Читаем Другая история русского искусства полностью

Таков первый тип малявинского романтизма, рожденный антропологическими штудиями. Здесь романтическая стихия, заключенная в самой природе (и время от времени проявляющаяся в природных катастрофах, землетрясениях, извержениях вулканов), как бы скрыта в глубине. Эта скрытая — до поры до времени — сила имеет психологический и даже социальный аспект: она ощущается как злоба. Василий Розанов, который как писатель был близок к подобной трактовке темы телесности, пишет про одну из баб Малявина: «Бабу эту ничто не раздавит, а она собою раздавит. Баба эта — Батый. От нее пошло, „уродилось“, все грубое и жестокое на Руси, наглое и высокомерное. Вся „безжалостная“ Русь пошла от нее»[876]. Именно скрытость и порождает внутреннее напряжение сюжетов этого типа. Кажется, что эта злоба должна разрешиться чем-то ужасным, какой-то большой кровью — бабьим бунтом (по романтическим представлениям — самым страшным видом народного восстания[877]). О такого рода ощущении от Малявина пишет Сергей Глаголь: «В его „Бабах“ мне чудится всегда невольная и смутная разгадка чего-то особого в самом русском духе. Какой-то отблеск пожаров, „красный петух“ и запах крови, залившей русскую народную историю, вопли кликуш, опахивание деревень, мелькание дрекольев бабьего бунта»[878].

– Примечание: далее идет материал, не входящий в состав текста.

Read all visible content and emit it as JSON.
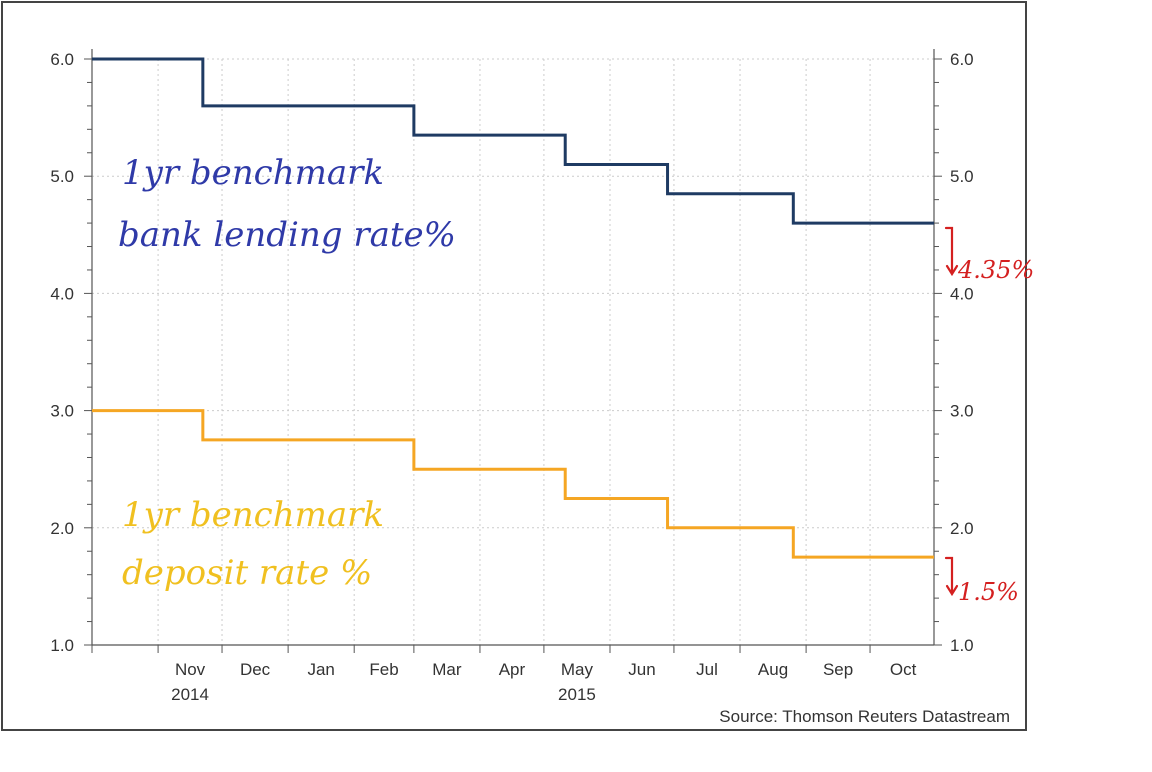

Правда, когда эта скрытая сила и энергия выходит наружу, выясняется, что она не так страшна, как ожидалось. Второй тип малявинского романтизма показывает переход потенциальной энергии в актуальное состояние, состояние экстатического смеха, пляски, буйства. Это уже отчасти содержится в «Смехе», но по-настоящему будет развито более поздним Малявиным (времен «Вихря»), о котором речь пойдет дальше. Забегая вперед, можно сказать — крови не будет.

В рамках живописной стилистики репинской мастерской возникает и некая сюжетная альтернатива малявинским бабам (стилистическая появится чуть позднее, у Бакста) — портрет Игоря Грабаря «Дама с собакой» (1899, ГТГ). Эта замечательная вещь раннего Грабаря, написанная в Мюнхене как этюд, даже просто как учебная постановка, по своим достоинствам предназначенная занять место «Незнакомки» Крамского (то есть сформулировать новый женский тип эпохи), была совершенно забыта[879].

У Грабаря, как и у Малявина, представлено совершенно декадентское понимание женщины. Различия между ними — в мифологии самого декаданса. Столичная — европейская, космополитическая — дама эпохи fin de siecle явно романтически демонизирована, увидена в контексте популярной ницшеанской традиции как сосуд зла и греха, как «вавилонская блудница», почти дьяволица ярко выраженного семитского типа. Стилистически картина решена в подчеркнуто мрачном колорите, как будто несущем в себе скрытую угрозу. В ней чувствуется влияние мюнхенского искусства — от Беклина до Штука; это касается как идеологии (демонизации женского и семитского начала), так и живописи (темного колорита и тяжелой фактуры). Здесь нет змеи, обвивающейся вокруг шеи, нет других ветхозаветных символов греха и атрибутов женщины-соблазнительницы. Но ощущение присутствия праженщины, дочери Евы — ветхозаветной Юдифи, несущей гибель Олоферну, — здесь намного сильнее, чем в наивных аллегориях Штука.

Декадентский характер портрета Грабаря ощущается еще и в некоторой иронической дистанции: и сам типаж слегка пародиен, и мрачность гаммы носит слишком подчеркнутый характер. Подлинный романтизм уже давно невозможен.


Рождение романтизма из пейзажа. Романтизм мастерской Куинджи


Еще один вариант романтизма — первоначально пейзажного, а затем и исторического — создают академические ученики Куинджи. Как в случае с портретистами влияние Репина было дополнено влиянием Цорна, так и здесь влияние Куинджи было дополнено прямым влиянием скандинавских художников[880] и опосредованным влиянием нового мюнхенского искусства. Многим (например, молодому Дягилеву) спасение русского искусства виделось в следовании скандинавским путем; не случайно Дягилев начинает в 1898 году свою кураторскую карьеру с выставки русских и финляндских художников. Общие «неоромантические веяния конца столетия», связанные «с осознанием России как северной страны»[881], ощущались как некая альтернатива и позднему передвижничеству[882], и абрамцевской традиции, как новый (уже петербургский, а не московский) вариант национальной культуры.